Parents at a high school soccer game were initially confused when every player on the field stopped playing and turned towards the left side of the field. At first, they weren’t sure what was going on — then they heard an unmistakable sound and saw what all the teens were looking at. The Siebel Soccer Park in Great Falls, Montana, is where the Great Falls High and CM Russell teams play the majority of their home games. The park has inspired a tradition, thanks to its location. After a video emerged online of the unique practice that’s now become common at the park, it quickly garnered a lot of attention. 4:30 p.m. on a Tuesday afternoon, the Bison girls were hosting Butte in a Class AA playoff game when a familiar sound was heard in the distance. Immediately, in the middle of the 1-0 game, both teams froze and the head referee stopped the play clock for a minute. One spectator filmed the incident, which was so simple yet so powerful a gesture.
The sound that brought the game to a halt was the national anthem, which plays over the speaker system at Malmstrom Air Force Base (MAFB), directly across the street from the park. Every day at 4:30 p.m., the anthem plays as the United States flag is lowered from its perch overlooking the base and the city, Montana Sports reports.
Usually, the teams are only practicing when the anthem plays, and they stop to honor the flag. However, on this particular Tuesday, when the anthem played at 4:30 p.m. just as it does every day, the girls on the field were in the middle of the 1-0 game. Much to the surprise of onlookers, the head referee stopped the clock, and the girls knew what to do. Both teams turned toward the flag, and some players placed their hands over their hearts. The audience then followed suit.
The teams didn’t always interrupt their activities for the anthem, however. As CMR girls coach Willie Pyette explained, it’s a tradition that started when he took over the Rustler program and moved practice to the Siebel Soccer Park. After becoming coach of CM Russell High School girls soccer and moving the team’s activities to the park, he took notice of the daily tradition at MAFB and decided to make it part of his team’s practice.
Now, with the new location and the playing of the anthem, the Bison and Rustlers stop whatever they’re doing, which is usually just practice, face east with their hands over their hearts, stand at attention, and pay their respect to the flag.
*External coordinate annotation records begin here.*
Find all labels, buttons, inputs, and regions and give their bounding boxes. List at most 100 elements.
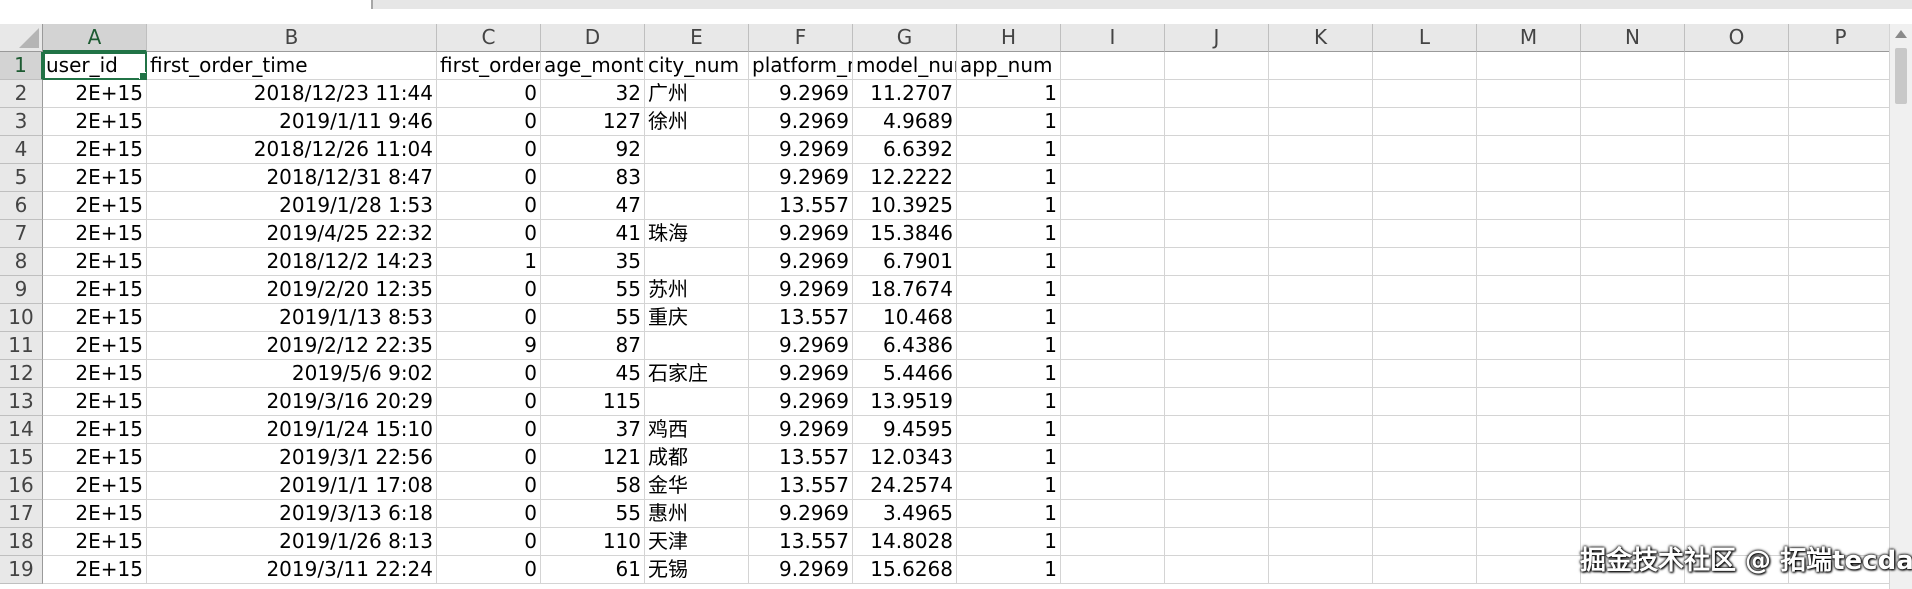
header-cell-f[interactable]: platform_n [749, 52, 853, 80]
cell-b19[interactable]: 2019/3/11 22:24 [147, 556, 437, 584]
cell-g2[interactable]: 11.2707 [853, 80, 957, 108]
cell-a10[interactable]: 2E+15 [43, 304, 147, 332]
cell-n11[interactable] [1581, 332, 1685, 360]
cell-b10[interactable]: 2019/1/13 8:53 [147, 304, 437, 332]
cell-k3[interactable] [1269, 108, 1373, 136]
cell-a16[interactable]: 2E+15 [43, 472, 147, 500]
cell-l2[interactable] [1373, 80, 1477, 108]
cell-j12[interactable] [1165, 360, 1269, 388]
cell-a18[interactable]: 2E+15 [43, 528, 147, 556]
cell-k6[interactable] [1269, 192, 1373, 220]
cell-l11[interactable] [1373, 332, 1477, 360]
cell-j11[interactable] [1165, 332, 1269, 360]
cell-n9[interactable] [1581, 276, 1685, 304]
cell-i12[interactable] [1061, 360, 1165, 388]
header-cell-d[interactable]: age_montl [541, 52, 645, 80]
cell-l8[interactable] [1373, 248, 1477, 276]
row-header-7[interactable]: 7 [0, 220, 43, 248]
cell-l17[interactable] [1373, 500, 1477, 528]
cell-o11[interactable] [1685, 332, 1789, 360]
cell-h15[interactable]: 1 [957, 444, 1061, 472]
cell-m7[interactable] [1477, 220, 1581, 248]
cell-c17[interactable]: 0 [437, 500, 541, 528]
column-header-a[interactable]: A [43, 24, 147, 52]
cell-m3[interactable] [1477, 108, 1581, 136]
cell-g17[interactable]: 3.4965 [853, 500, 957, 528]
cell-i14[interactable] [1061, 416, 1165, 444]
cell-k2[interactable] [1269, 80, 1373, 108]
column-header-d[interactable]: D [541, 24, 645, 52]
cell-c12[interactable]: 0 [437, 360, 541, 388]
formula-bar[interactable] [371, 0, 1912, 9]
cell-p7[interactable] [1789, 220, 1893, 248]
cell-e13[interactable] [645, 388, 749, 416]
cell-e10[interactable]: 重庆 [645, 304, 749, 332]
cell-l4[interactable] [1373, 136, 1477, 164]
cell-p17[interactable] [1789, 500, 1893, 528]
cell-b5[interactable]: 2018/12/31 8:47 [147, 164, 437, 192]
cell-d17[interactable]: 55 [541, 500, 645, 528]
row-header-6[interactable]: 6 [0, 192, 43, 220]
column-header-j[interactable]: J [1165, 24, 1269, 52]
cell-f15[interactable]: 13.557 [749, 444, 853, 472]
cell-p10[interactable] [1789, 304, 1893, 332]
column-header-o[interactable]: O [1685, 24, 1789, 52]
cell-n5[interactable] [1581, 164, 1685, 192]
row-header-8[interactable]: 8 [0, 248, 43, 276]
cell-a7[interactable]: 2E+15 [43, 220, 147, 248]
cell-o3[interactable] [1685, 108, 1789, 136]
cell-h10[interactable]: 1 [957, 304, 1061, 332]
row-header-11[interactable]: 11 [0, 332, 43, 360]
row-header-9[interactable]: 9 [0, 276, 43, 304]
cell-k16[interactable] [1269, 472, 1373, 500]
cell-g9[interactable]: 18.7674 [853, 276, 957, 304]
cell-a19[interactable]: 2E+15 [43, 556, 147, 584]
cell-b13[interactable]: 2019/3/16 20:29 [147, 388, 437, 416]
cell-n4[interactable] [1581, 136, 1685, 164]
cell-f19[interactable]: 9.2969 [749, 556, 853, 584]
cell-j10[interactable] [1165, 304, 1269, 332]
cell-l19[interactable] [1373, 556, 1477, 584]
header-cell-h[interactable]: app_num [957, 52, 1061, 80]
cell-o2[interactable] [1685, 80, 1789, 108]
row-header-1[interactable]: 1 [0, 52, 43, 80]
cell-m17[interactable] [1477, 500, 1581, 528]
cell-e11[interactable] [645, 332, 749, 360]
header-cell-c[interactable]: first_order_ [437, 52, 541, 80]
row-header-15[interactable]: 15 [0, 444, 43, 472]
cell-i17[interactable] [1061, 500, 1165, 528]
cell-f17[interactable]: 9.2969 [749, 500, 853, 528]
cell-m12[interactable] [1477, 360, 1581, 388]
cell-c15[interactable]: 0 [437, 444, 541, 472]
cell-k15[interactable] [1269, 444, 1373, 472]
cell-b3[interactable]: 2019/1/11 9:46 [147, 108, 437, 136]
cell-g19[interactable]: 15.6268 [853, 556, 957, 584]
cell-f12[interactable]: 9.2969 [749, 360, 853, 388]
cell-n13[interactable] [1581, 388, 1685, 416]
cell-p11[interactable] [1789, 332, 1893, 360]
cell-e12[interactable]: 石家庄 [645, 360, 749, 388]
cell-j19[interactable] [1165, 556, 1269, 584]
cell-p16[interactable] [1789, 472, 1893, 500]
cell-h14[interactable]: 1 [957, 416, 1061, 444]
cell-f4[interactable]: 9.2969 [749, 136, 853, 164]
cell-n3[interactable] [1581, 108, 1685, 136]
cell-p1[interactable] [1789, 52, 1893, 80]
cell-h9[interactable]: 1 [957, 276, 1061, 304]
cell-m13[interactable] [1477, 388, 1581, 416]
cell-p5[interactable] [1789, 164, 1893, 192]
cell-k14[interactable] [1269, 416, 1373, 444]
cell-e14[interactable]: 鸡西 [645, 416, 749, 444]
cell-k1[interactable] [1269, 52, 1373, 80]
cell-k5[interactable] [1269, 164, 1373, 192]
cell-m16[interactable] [1477, 472, 1581, 500]
cell-h7[interactable]: 1 [957, 220, 1061, 248]
cell-d16[interactable]: 58 [541, 472, 645, 500]
cell-h5[interactable]: 1 [957, 164, 1061, 192]
cell-d7[interactable]: 41 [541, 220, 645, 248]
cell-d8[interactable]: 35 [541, 248, 645, 276]
cell-b2[interactable]: 2018/12/23 11:44 [147, 80, 437, 108]
cell-c9[interactable]: 0 [437, 276, 541, 304]
row-header-13[interactable]: 13 [0, 388, 43, 416]
cell-p6[interactable] [1789, 192, 1893, 220]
Only after the anthem is finished do activities resume.
Pyette says the tradition isn’t meant to be a political statement but rather a sign of respect to the servicemembers at Malmstrom and beyond. “I have our team stop, stand at attention and honor the anthem,” Pyette said. “Then we go back to practice. We all stand and show respect.” He added that the unique tradition will continue for as long as soccer games are played in the afternoon at Siebel Soccer Park.
The National Anthem stands for the liberties that many in this country take for granted, but it has gotten a lot of disrespect, stirring controversy over the years. Instead of standing in honor of those liberties and ideals, many have protested the anthem for the times they feel the country has fallen short of realizing them. That’s not the case everywhere, though, as the surprised spectators at this soccer game saw. Even in the middle of a game, these girls remembered what is really important: Showing respect for our anthem and our flag honors the people who fought for our freedom.
Kids, especially teens, do the darndest things sometimes, and that includes an abundance of instances in which they choose to do the right thing. Usually, those aren’t the kids making headlines, though. While kids behaving badly will always manage to get attention, there are plenty of other teens who know to do the right thing.
All too often, these youngsters fly under the radar, not drawing the praise they deserve. But, every once in a while, the spotlight shines brightly on them when they do something particularly awesome. In a world filled with news about kids doing the wrong thing, it’s nice to see a story about teens, like these girls, who do the right thing. They could certainly teach a few adults about respecting the flag and the people who keep us safe. Good job, girls!